Bei der Ermöglichung von Netzzugangsbegehren sieht das Amt derzeit angesichts einer einzigen Beschwerde keinen Tätigkeitsschwerpunkt. Auch stellt die Verweigerung des Ankaufs erzeugter Wärme in der Regel keinen Missbrauch dar. 

Handlungsempfehlungen:

Das Bundeskartellamt hält an seiner schon zuvor - im Rahmen der 8. GWB-Novelle formulierten - Forderung nach einer Ausdehnung der Sonderregeln für eine schärfere Missbrauchsaufsicht fest. Da die Fernwärmeversorger innerhalb ihres Versorgungsnetzgebietes in aller Regel Monopolisten seien, verspricht sich das Bundeskartellamt von einer verschärften Missbrauchsaufsicht Möglichkeiten, bestehende Verhaltensspielräume der Versorger zugunsten der Verbraucher besser zu begrenzen und Missbräuchen vorzubeugen. Das Amt spricht sich daher dafür aus, die Fernwärmemärkte im Einzelfall einer wirksamen kartellrechtlichen Preiskontrolle zu unterziehen, weshalb es für eine Aufnahme der Fernwärme in den Tatbestand des § 29 GWB plädiert (Preismissbrauchskontrolle im Energiesektor).

Dem Bundeskartellamt ist zudem aufgefallen, dass die Preise in Gebieten, in denen eine durch die Kommune auferlegte Verpflichtung zum Anschluss an das Fernwärmenetz besteht, tendenziell höher sind. Das Bundeskartellamt empfiehlt daher, auf die Einräumung solcher rechtlichen Monopolstellungen zu verzichten.

Weitere Schritte:

Das Bundeskartellamt beabsichtigt nun, zunächst diejenigen Netzgebiete mit den höchsten Erlösen in den Jahren 2007 und 2008 genauer zu untersuchen.
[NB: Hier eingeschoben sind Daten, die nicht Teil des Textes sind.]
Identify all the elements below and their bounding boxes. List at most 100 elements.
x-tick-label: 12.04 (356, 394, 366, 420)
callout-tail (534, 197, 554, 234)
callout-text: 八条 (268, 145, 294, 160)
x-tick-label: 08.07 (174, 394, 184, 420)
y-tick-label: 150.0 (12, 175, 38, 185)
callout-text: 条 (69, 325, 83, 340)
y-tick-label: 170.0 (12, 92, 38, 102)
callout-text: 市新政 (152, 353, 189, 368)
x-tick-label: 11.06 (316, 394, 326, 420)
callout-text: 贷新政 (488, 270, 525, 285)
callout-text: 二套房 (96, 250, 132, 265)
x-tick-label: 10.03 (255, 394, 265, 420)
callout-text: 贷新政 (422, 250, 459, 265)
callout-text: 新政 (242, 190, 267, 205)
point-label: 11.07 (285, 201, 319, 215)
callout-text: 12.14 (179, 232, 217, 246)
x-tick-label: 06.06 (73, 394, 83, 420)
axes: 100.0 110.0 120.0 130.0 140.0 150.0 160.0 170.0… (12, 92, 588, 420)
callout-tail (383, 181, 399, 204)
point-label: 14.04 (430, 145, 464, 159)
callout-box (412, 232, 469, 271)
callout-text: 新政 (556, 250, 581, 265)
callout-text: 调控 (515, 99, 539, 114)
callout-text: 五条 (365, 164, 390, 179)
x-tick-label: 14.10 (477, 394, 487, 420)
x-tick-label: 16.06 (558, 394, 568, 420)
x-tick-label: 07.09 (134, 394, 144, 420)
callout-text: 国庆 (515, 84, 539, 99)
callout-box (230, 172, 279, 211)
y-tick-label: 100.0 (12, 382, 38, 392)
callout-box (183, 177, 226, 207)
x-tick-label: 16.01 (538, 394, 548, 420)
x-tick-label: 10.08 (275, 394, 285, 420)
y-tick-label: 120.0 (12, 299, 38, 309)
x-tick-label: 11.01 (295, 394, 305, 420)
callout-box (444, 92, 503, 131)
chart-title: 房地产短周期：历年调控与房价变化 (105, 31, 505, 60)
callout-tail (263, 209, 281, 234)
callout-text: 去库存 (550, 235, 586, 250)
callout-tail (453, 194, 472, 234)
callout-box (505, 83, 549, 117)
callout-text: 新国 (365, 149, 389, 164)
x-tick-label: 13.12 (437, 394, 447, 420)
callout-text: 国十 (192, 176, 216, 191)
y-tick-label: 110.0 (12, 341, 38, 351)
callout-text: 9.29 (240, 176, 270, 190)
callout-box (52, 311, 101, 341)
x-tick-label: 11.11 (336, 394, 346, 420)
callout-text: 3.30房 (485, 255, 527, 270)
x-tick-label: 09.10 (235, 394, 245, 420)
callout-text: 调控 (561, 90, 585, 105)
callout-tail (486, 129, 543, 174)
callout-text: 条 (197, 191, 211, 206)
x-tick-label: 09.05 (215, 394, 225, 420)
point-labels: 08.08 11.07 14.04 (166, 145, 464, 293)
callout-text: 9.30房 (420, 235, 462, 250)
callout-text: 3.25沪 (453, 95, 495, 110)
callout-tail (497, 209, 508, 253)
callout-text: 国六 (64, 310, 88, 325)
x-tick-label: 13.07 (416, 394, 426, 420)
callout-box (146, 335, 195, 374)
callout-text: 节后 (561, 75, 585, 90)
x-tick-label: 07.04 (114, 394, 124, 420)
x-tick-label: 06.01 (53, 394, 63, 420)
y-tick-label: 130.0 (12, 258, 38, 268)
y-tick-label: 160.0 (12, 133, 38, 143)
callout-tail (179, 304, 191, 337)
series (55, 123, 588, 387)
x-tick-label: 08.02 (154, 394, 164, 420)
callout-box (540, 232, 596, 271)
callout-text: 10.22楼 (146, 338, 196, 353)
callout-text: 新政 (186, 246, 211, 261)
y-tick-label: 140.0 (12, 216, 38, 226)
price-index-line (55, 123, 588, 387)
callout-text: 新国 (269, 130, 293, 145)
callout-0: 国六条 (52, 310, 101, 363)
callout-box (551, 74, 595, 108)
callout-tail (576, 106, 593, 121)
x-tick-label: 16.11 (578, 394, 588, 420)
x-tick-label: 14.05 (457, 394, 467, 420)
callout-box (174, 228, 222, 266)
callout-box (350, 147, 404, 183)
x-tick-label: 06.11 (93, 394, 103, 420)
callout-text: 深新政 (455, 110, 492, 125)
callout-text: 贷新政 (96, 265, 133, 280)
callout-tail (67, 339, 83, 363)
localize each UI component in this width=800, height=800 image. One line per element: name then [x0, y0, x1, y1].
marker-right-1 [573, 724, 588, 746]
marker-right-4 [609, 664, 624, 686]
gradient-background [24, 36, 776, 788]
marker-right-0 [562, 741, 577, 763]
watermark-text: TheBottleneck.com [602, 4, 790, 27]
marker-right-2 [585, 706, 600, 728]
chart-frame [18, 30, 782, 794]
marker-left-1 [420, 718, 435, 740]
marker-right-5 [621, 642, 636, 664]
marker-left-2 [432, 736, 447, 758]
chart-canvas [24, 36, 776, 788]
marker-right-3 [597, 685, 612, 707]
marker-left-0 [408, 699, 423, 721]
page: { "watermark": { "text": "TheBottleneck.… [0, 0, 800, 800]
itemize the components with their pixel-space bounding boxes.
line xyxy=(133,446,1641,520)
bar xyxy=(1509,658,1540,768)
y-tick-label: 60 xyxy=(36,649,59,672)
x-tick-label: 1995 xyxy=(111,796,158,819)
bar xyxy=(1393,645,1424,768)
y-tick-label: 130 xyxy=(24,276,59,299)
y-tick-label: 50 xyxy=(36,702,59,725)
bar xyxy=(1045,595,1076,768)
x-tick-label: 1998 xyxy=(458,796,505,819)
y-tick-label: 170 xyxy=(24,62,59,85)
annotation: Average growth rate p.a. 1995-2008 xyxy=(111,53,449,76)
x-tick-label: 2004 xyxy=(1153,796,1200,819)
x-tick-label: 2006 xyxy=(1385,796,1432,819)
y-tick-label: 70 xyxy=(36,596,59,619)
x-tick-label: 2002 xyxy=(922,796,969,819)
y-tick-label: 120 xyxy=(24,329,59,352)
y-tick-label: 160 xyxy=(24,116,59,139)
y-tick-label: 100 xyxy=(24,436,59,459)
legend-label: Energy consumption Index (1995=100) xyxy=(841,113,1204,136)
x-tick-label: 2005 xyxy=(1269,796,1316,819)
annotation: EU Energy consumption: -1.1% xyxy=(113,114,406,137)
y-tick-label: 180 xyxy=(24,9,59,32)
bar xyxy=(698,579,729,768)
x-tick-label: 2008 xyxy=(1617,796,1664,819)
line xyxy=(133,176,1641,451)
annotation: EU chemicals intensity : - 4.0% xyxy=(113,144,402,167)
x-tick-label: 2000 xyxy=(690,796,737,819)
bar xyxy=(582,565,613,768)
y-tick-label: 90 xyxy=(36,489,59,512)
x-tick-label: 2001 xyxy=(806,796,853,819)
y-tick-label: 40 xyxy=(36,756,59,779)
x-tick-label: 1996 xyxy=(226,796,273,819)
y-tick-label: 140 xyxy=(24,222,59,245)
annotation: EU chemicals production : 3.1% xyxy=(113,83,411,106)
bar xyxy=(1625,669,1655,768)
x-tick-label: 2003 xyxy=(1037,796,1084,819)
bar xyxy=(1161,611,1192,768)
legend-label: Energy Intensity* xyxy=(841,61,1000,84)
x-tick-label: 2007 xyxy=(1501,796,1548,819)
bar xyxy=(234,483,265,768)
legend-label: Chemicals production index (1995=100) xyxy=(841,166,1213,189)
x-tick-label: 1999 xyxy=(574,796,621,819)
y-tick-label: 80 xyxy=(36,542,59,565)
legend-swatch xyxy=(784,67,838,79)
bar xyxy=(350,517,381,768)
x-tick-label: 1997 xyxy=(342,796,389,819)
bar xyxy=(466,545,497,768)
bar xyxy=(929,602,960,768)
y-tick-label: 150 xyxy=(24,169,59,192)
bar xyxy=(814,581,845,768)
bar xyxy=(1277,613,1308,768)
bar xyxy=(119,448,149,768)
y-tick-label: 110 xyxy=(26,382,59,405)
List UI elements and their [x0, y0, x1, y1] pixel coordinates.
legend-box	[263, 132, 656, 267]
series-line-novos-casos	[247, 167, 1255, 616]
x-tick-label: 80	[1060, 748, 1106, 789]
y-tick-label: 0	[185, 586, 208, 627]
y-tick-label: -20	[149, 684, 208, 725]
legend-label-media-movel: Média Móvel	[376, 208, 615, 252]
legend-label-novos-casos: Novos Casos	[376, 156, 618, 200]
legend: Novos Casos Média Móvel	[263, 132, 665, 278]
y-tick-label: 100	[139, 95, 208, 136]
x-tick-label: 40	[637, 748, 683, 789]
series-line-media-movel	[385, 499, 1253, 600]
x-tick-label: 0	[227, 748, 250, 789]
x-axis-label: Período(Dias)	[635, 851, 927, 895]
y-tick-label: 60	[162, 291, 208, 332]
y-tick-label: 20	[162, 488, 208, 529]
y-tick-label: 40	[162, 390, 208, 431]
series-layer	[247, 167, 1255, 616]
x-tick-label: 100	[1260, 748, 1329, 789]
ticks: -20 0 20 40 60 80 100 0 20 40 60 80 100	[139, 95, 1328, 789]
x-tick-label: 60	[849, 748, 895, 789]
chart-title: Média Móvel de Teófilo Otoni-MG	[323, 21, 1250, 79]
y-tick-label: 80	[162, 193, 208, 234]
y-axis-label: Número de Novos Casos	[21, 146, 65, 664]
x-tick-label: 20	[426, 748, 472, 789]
Dazu wird es im ersten Schritt erforderlich sein, die vorhandenen Daten für die Jahre 2009 bis 2011 zu aktualisieren. In der Folge wird zu klären sein, inwieweit sich die teils erheblichen Preisunterschiede auf strukturelle Unterschiede zwischen den Versorgungsgebieten zurückführen lassen.

Außerdem wird das Amt gegen diejenigen Unternehmen Verfahren wegen des Verdachts missbräuchlich überhöhter Erlöse einleiten, deren Netzgebiete die im Vergleich höchsten Erlöse aufweisen.